"Cara Signora,
ricorre domani il decimo anniversario della morte di Bettino Craxi, e io desidero innanzitutto esprimere a lei, ai suoi figli, ai suoi famigliari, la mia vicinanza personale in un momento che è per voi di particolare tristezza, nel ricordo di vicende conclusesi tragicamente. Non dimentico il rapporto franco e leale con lui. Non dimentico il rapporto che fin dagli anni '70 ebbi con lui per il ruolo che allora svolgevo nella vita politica e parlamentare. Si trattò di un rapporto franco e leale, nel dissenso e nel consenso che segnavano le nostre discussioni e le nostre relazioni anche sul piano istituzionale. E non dimentico quel che Bettino Craxi, giunto alla guida del Partito Socialista Italiano, rappresentò come protagonista del confronto nella sinistra italiana ed europea.
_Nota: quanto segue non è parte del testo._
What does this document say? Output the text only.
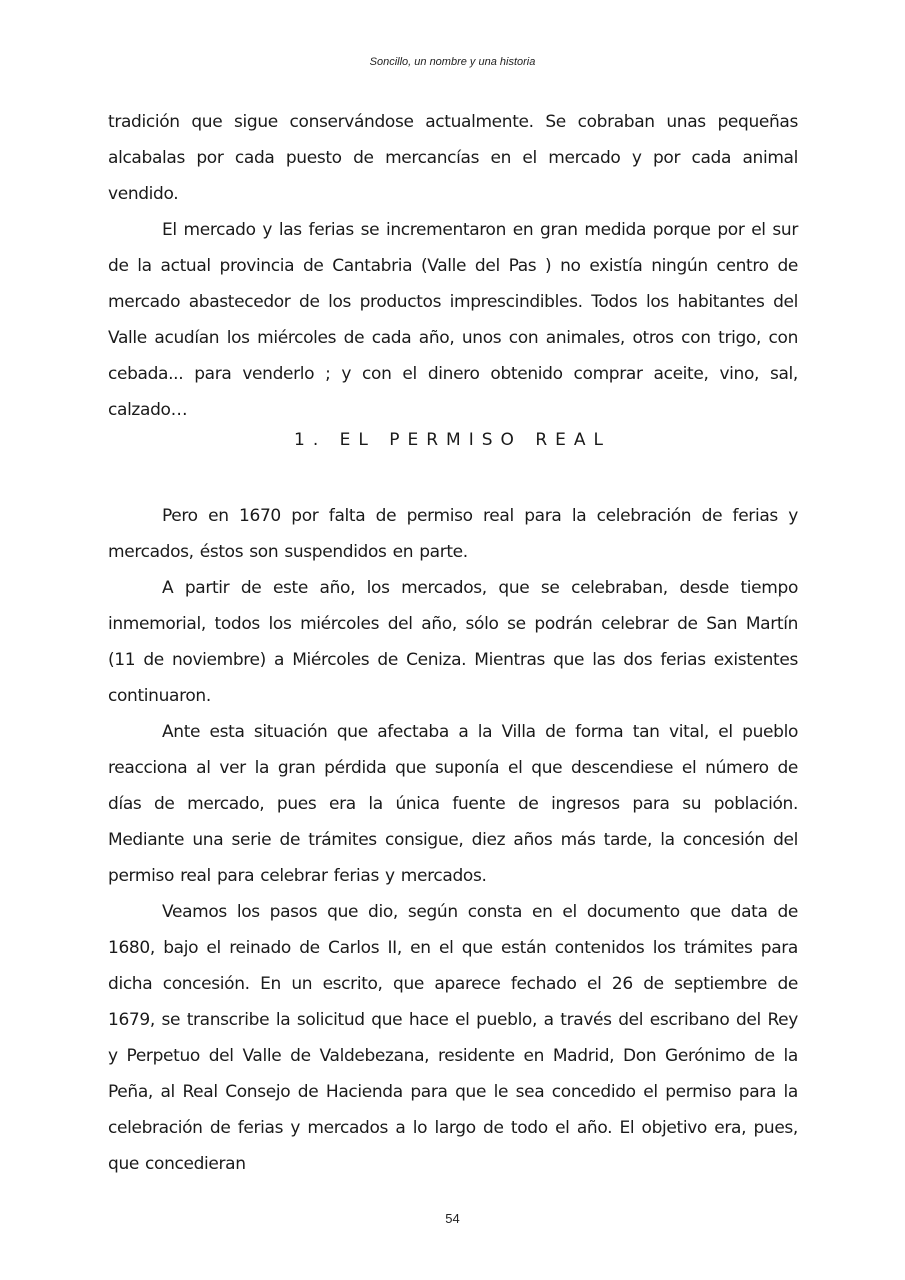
Soncillo, un nombre y una historia

tradición que sigue conservándose actualmente. Se cobraban unas pequeñas alcabalas por cada puesto de mercancías en el mercado y por cada animal vendido.

El mercado y las ferias se incrementaron en gran medida porque por el sur de la actual provincia de Cantabria (Valle del Pas ) no existía ningún centro de mercado abastecedor de los productos imprescindibles. Todos los habitantes del Valle acudían los miércoles de cada año, unos con animales, otros con trigo, con cebada... para venderlo ; y con el dinero obtenido comprar aceite, vino, sal, calzado…

1. EL PERMISO REAL

Pero en 1670 por falta de permiso real para la celebración de ferias y mercados, éstos son suspendidos en parte.

A partir de este año, los mercados, que se celebraban, desde tiempo inmemorial, todos los miércoles del año, sólo se podrán celebrar de San Martín (11 de noviembre) a Miércoles de Ceniza. Mientras que las dos ferias existentes continuaron.

Ante esta situación que afectaba a la Villa de forma tan vital, el pueblo reacciona al ver la gran pérdida que suponía el que descendiese el número de días de mercado, pues era la única fuente de ingresos para su población. Mediante una serie de trámites consigue, diez años más tarde, la concesión del permiso real para celebrar ferias y mercados.

Veamos los pasos que dio, según consta en el documento que data de 1680, bajo el reinado de Carlos II, en el que están contenidos los trámites para dicha concesión. En un escrito, que aparece fechado el 26 de septiembre de 1679, se transcribe la solicitud que hace el pueblo, a través del escribano del Rey y Perpetuo del Valle de Valdebezana, residente en Madrid, Don Gerónimo de la Peña, al Real Consejo de Hacienda para que le sea concedido el permiso para la celebración de ferias y mercados a lo largo de todo el año. El objetivo era, pues, que concedieran

54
Ma non è su ciò che oggi posso e intendo tornare. Per la funzione che esercito al vertice dello Stato, mi pongo, cara Signora, dal solo punto di vista dell'interesse delle istituzioni repubblicane, che suggerisce di cogliere anche l'occasione di una ricorrenza carica - oltre che di dolorose memorie personali - di diversi e controversi significati storici, per favorire una più serena e condivisa considerazione del difficile cammino della democrazia italiana nel primo cinquantennio repubblicano.
E' stato parte di quel cammino l'esplodere della crisi del sistema dei partiti che aveva retto fino ai primi anni '90 lo svolgimento della dialettica politica e di governo nel quadro della Costituzione. E ne è stato parte il susseguirsi, in un drammatico biennio, di indagini giudiziarie e di processi, che condussero, tra l'altro, all'incriminazione e ad una duplice condanna definitiva in sede penale dell'on. Bettino Craxi, già Presidente del Consiglio dal 1983 al 1987. Fino all'epilogo, il cui ricordo è ancora motivo di turbamento, della malattia e della morte in solitudine, lontano dall'Italia, dell'ex Presidente del Consiglio, dopo che egli decise di lasciare il paese mentre erano ancora in pieno svolgimento i procedimenti giudiziari nei suoi confronti. Si è trattato - credo di dover dire - di aspetti tragici della storia politica e istituzionale della nostra Repubblica, che impongono ricostruzioni non sommarie e unilaterali di almeno un quindicennio di vita pubblica italiana.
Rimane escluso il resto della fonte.